One approach is to look inwards at the team and the complexity of the task to assess the level of challenge according to four categories (see fig 1).  The first and probably the most important, is the degree of – common ground – shared by team members, teams with a lot of common ground collaborate more naturally together and common ground becomes increasingly important as complexity increases. 

Where you set the dials for complexity and common ground will dictate the relative importance of technology and process readiness. Understanding nature of complexity and the areas where common ground is lacking (the focus of this article) will help you to home-in on the types of technology and process tools that you need to make your team a success (a future article).

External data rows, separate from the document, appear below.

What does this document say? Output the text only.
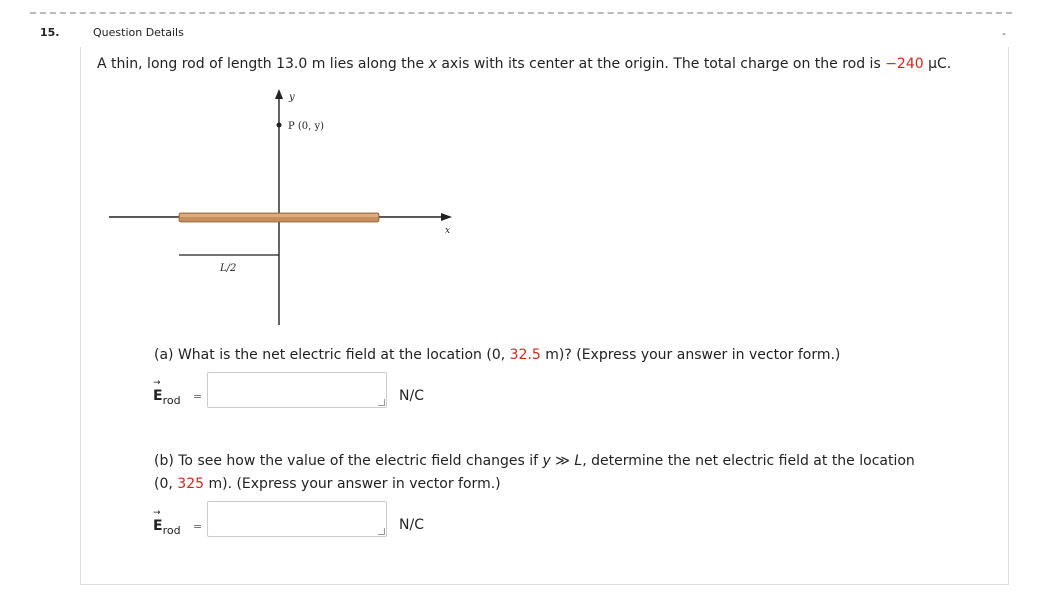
15.	Question Details	-
A thin, long rod of length 13.0 m lies along the x axis with its center at the origin. The total charge on the rod is −240 μC.
y
P (0, y)
x
L/2
(a) What is the net electric field at the location (0, 32.5 m)? (Express your answer in vector form.)
→ $E_{rod}$ =	N/C
(b) To see how the value of the electric field changes if y ≫ L, determine the net electric field at the location
(0, 325 m). (Express your answer in vector form.)
→ $E_{rod}$ =	N/C
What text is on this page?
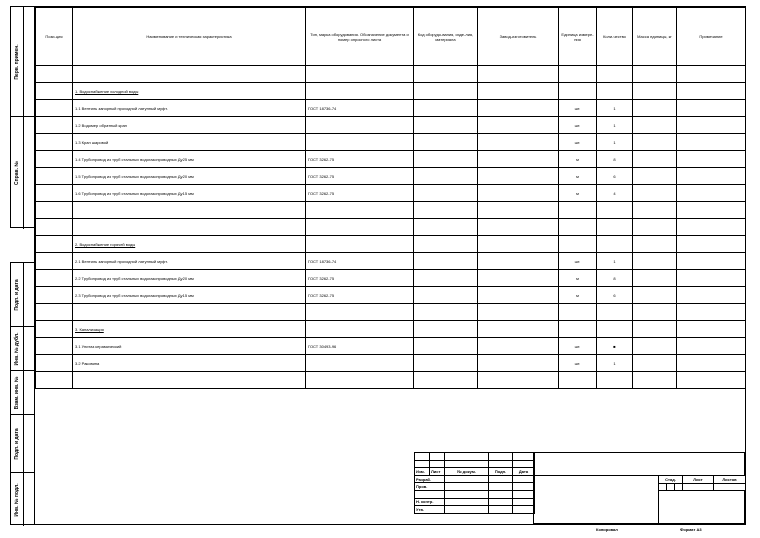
Перв. примен.
Справ. №
Подп. и дата
Инв. № дубл.
Взам. инв. №
Подп. и дата
Инв. № подл.
Пози-ция	Наименование и техническая характеристика	Тип, марка оборудования. Обозначение документа и номер опросного листа	Код оборудо-вания, изде-лия, материала	Завод-изготовитель	Единица измере-ния	Коли-чество	Масса единицы, кг	Примечание

	1. Водоснабжение холодной воды							
	1.1 Вентиль запорный проходной латунный муфт.	ГОСТ 18736-74			шт.	1		
	1.2 Водомер обратный кран				шт.	1		
	1.3 Кран шаровой				шт.	1		
	1.4 Трубопровод из труб стальных водогазопроводных Ду25 мм	ГОСТ 3262-75			м	8		
	1.5 Трубопровод из труб стальных водогазопроводных Ду20 мм	ГОСТ 3262-75			м	6		
	1.6 Трубопровод из труб стальных водогазопроводных Ду15 мм	ГОСТ 3262-75			м	4		

	2. Водоснабжение горячей воды							
	2.1 Вентиль запорный проходной латунный муфт.	ГОСТ 18736-74			шт.	1		
	2.2 Трубопровод из труб стальных водогазопроводных Ду20 мм	ГОСТ 3262-75			м	8		
	2.3 Трубопровод из труб стальных водогазопроводных Ду15 мм	ГОСТ 3262-75			м	6		

	3. Канализация							
	3.1 Унитаз керамический	ГОСТ 30493-96			шт.	■		
	3.2 Раковина				шт.	1		

Изм.	Лист	№ докум.	Подп.	Дата
Разраб.				
Пров.				

Н. контр.				
Утв.				
Стад.			Лист	Листов

Копировал	Формат А3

The application of this approach is best illustrated by an example; in this case a typical corporate strategy team which is undertaking a regular yearly review cycle. Their review is not particularly urgent, but is complex (see fig 2) because of the interdependence of different tasks, the need to innovate to stay competitive, the number of decisions still to be taken and the need for different stakeholders to negotiate.

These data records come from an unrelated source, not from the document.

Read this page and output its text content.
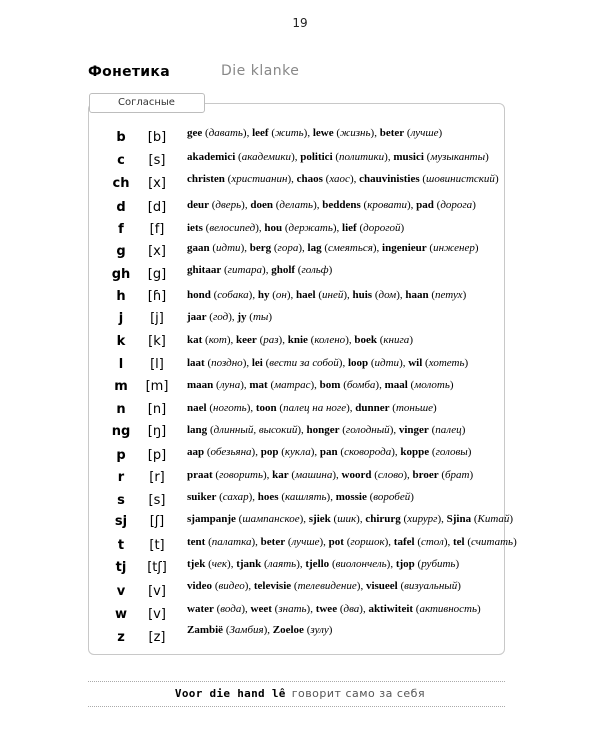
19
Фонетика	Die klanke
Согласные
b	[b]	gee (давать), leef (жить), lewe (жизнь), beter (лучше)
c	[s]	akademici (академики), politici (политики), musici (музыканты)
ch	[x]	christen (христианин), chaos (хаос), chauvinisties (шовинистский)
d	[d]	deur (дверь), doen (делать), beddens (кровати), pad (дорога)
f	[f]	iets (велосипед), hou (держать), lief (дорогой)
g	[x]	gaan (идти), berg (гора), lag (смеяться), ingenieur (инженер)
gh	[g]	ghitaar (гитара), gholf (гольф)
h	[ɦ]	hond (собака), hy (он), hael (иней), huis (дом), haan (петух)
j	[j]	jaar (год), jy (ты)
k	[k]	kat (кот), keer (раз), knie (колено), boek (книга)
l	[l]	laat (поздно), lei (вести за собой), loop (идти), wil (хотеть)
m	[m]	maan (луна), mat (матрас), bom (бомба), maal (молоть)
n	[n]	nael (ноготь), toon (палец на ноге), dunner (тоньше)
ng	[ŋ]	lang (длинный, высокий), honger (голодный), vinger (палец)
p	[p]	aap (обезьяна), pop (кукла), pan (сковорода), koppe (головы)
r	[r]	praat (говорить), kar (машина), woord (слово), broer (брат)
s	[s]	suiker (сахар), hoes (кашлять), mossie (воробей)
sj	[ʃ]	sjampanje (шампанское), sjiek (шик), chirurg (хирург), Sjina (Китай)
t	[t]	tent (палатка), beter (лучше), pot (горшок), tafel (стол), tel (считать)
tj	[tʃ]	tjek (чек), tjank (лаять), tjello (виолончель), tjop (рубить)
v	[v]	video (видео), televisie (телевидение), visueel (визуальный)
w	[v]	water (вода), weet (знать), twee (два), aktiwiteit (активность)
z	[z]	Zambië (Замбия), Zoeloe (зулу)
Voor die hand lê говорит само за себя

The team lacks common ground (see fig 3) in quite a few areas but the fact that they don’t all know each other, will be working virtually across multiple time zones and will need to work both on and offline will be a particular challenge to them given the complexity of their objective.

Initially the team should focus on building the relationship and trust between team members, probably push for a kick off using a professional video conferencing session and concentrate on well facilitated audio conferences while the team members get to know each other. Common access to information will be very important, so the team need to ensure they use an information sharing/discussion system that is available to everyone, is asynchronous and works well off-line, these characteristics are essential and can be achieved even with disciplined use of email and conference calls.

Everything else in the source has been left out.